JAKARTA – Rencana gabungan alias merger perusahaan pelat merah pada sektor infrastruktur mandek pada tangan Menteri Pekerjaan Umum lalu Perumahan Rakyat (PUPR), Basuki Hadimuljono. Padahal, surat konsolidasi perseroan di area bidang Karya telah disodorkan Kementerian BUMN sejak beberapa waktu lalu.
Menteri BUMN Erick Thohir menyebut, surat rencana merger telah di area meja Basuki Hadimuljono, yang dimaksud sekarang belum ditandatangani. Sehingga, Kementerian BUMN masih harus mengawaitu persetujuan tersebut.

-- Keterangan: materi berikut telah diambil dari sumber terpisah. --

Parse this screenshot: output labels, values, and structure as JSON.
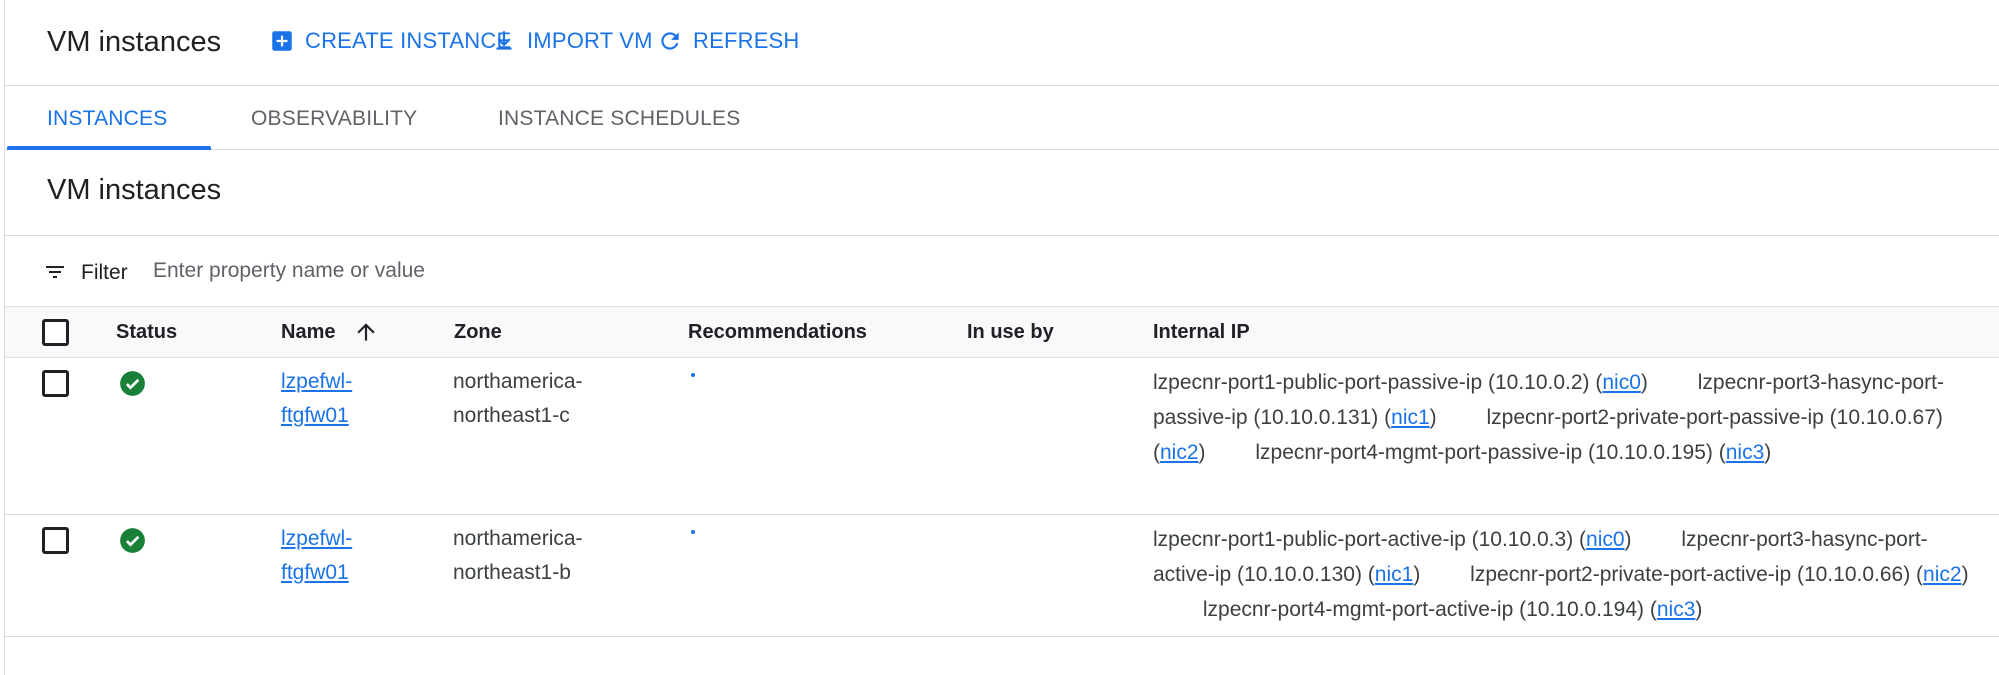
{
  "header": {
    "title": "VM instances",
    "actions": [
      {
        "label": "CREATE INSTANCE",
        "icon": "add-box-icon"
      },
      {
        "label": "IMPORT VM",
        "icon": "download-icon"
      },
      {
        "label": "REFRESH",
        "icon": "refresh-icon"
      }
    ]
  },
  "tabs": [
    {
      "label": "INSTANCES",
      "active": true
    },
    {
      "label": "OBSERVABILITY",
      "active": false
    },
    {
      "label": "INSTANCE SCHEDULES",
      "active": false
    }
  ],
  "section": {
    "title": "VM instances"
  },
  "filter": {
    "label": "Filter",
    "placeholder": "Enter property name or value"
  },
  "table": {
    "columns": [
      "Status",
      "Name",
      "Zone",
      "Recommendations",
      "In use by",
      "Internal IP"
    ],
    "sort": {
      "column": "Name",
      "direction": "ascending"
    },
    "rows": [
      {
        "status": "running",
        "name": "lzpefwl-ftgfw01",
        "name_lines": [
          "lzpefwl-",
          "ftgfw01"
        ],
        "zone": "northamerica-northeast1-c",
        "zone_lines": [
          "northamerica-",
          "northeast1-c"
        ],
        "in_use_by": "",
        "ips": [
          {
            "text": "lzpecnr-port1-public-port-passive-ip (10.10.0.2)",
            "nic": "nic0"
          },
          {
            "text": "lzpecnr-port3-hasync-port-passive-ip (10.10.0.131)",
            "nic": "nic1"
          },
          {
            "text": "lzpecnr-port2-private-port-passive-ip (10.10.0.67)",
            "nic": "nic2"
          },
          {
            "text": "lzpecnr-port4-mgmt-port-passive-ip (10.10.0.195)",
            "nic": "nic3"
          }
        ]
      },
      {
        "status": "running",
        "name": "lzpefwl-ftgfw01",
        "name_lines": [
          "lzpefwl-",
          "ftgfw01"
        ],
        "zone": "northamerica-northeast1-b",
        "zone_lines": [
          "northamerica-",
          "northeast1-b"
        ],
        "in_use_by": "",
        "ips": [
          {
            "text": "lzpecnr-port1-public-port-active-ip (10.10.0.3)",
            "nic": "nic0"
          },
          {
            "text": "lzpecnr-port3-hasync-port-active-ip (10.10.0.130)",
            "nic": "nic1"
          },
          {
            "text": "lzpecnr-port2-private-port-active-ip (10.10.0.66)",
            "nic": "nic2"
          },
          {
            "text": "lzpecnr-port4-mgmt-port-active-ip (10.10.0.194)",
            "nic": "nic3"
          }
        ]
      }
    ]
  },
  "colors": {
    "accent": "#1a73e8",
    "status_running": "#188038",
    "text": "#202124",
    "muted": "#5f6368",
    "divider": "#dadce0"
  }
}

“Kami tetap memperlihatkan mengantisipasi konsolidasi karya yang sedang ada pada meja Pak Menteri PUPR, kita tunggu saja,” ujar Erick pada waktu ditemui di tempat Mandiri Digital Tower, Ibukota Barat, Rabu (18/9/2024).
Adapun, BUMN karya yang digunakan dilebur pada antaranya, Waskita Karya, Hutama Karya, PT Nindya Karya (Persero), PT Brantas Abipraya (Persero), PT Adhi Karya (Persero) Tbk, PT Wijaya Karya (Persero) Tbk atau WIKA, dan juga PT Pembangunan Perumahan (Persero) Tbk atau PTPP.
Dalam skemanya, Waskita Karya akan dilebur ke Hutama Karya, Nindya Karya serta Brantas Abipraya dilebur ke Adhi Karya, lalu Wijaya Karya atau WIKA akan dilebur ke PTPP. Dari tujuh perusahaan dikonsolidasi menjadi tiga perseroan saja.
Ditemui di dalam tempat terpisah, Sekretaris Kementerian BUMN Rabin Indrajad Hattari mengatakan, proses peleburan BUMN karya masih harus mempertimbangkan pembukuan masing-masing perusahaan.
Dia mencontohkan, Hutama Karya kemudian PT Waskita Karya. Nantinya, WSKT akan menjadi anak usaha HK. Namun, di proses konsolidasi pemegang saham harus menegaskan keuangan kedua BUMN karya ini sehat.
“Udah (disepakati) identik Pak Bas sejenis Pak Menteri (Erick Thohir). Nah ini kita harus setting lagi kira-kira timing-nya, dikarenakan harus dilihat pembukuannya yang sehat HK sebanding Waskita-nya,” ujar Rabin pada waktu ditemui di tempat kawasan Ibukota Selatan beberapa waktu lalu.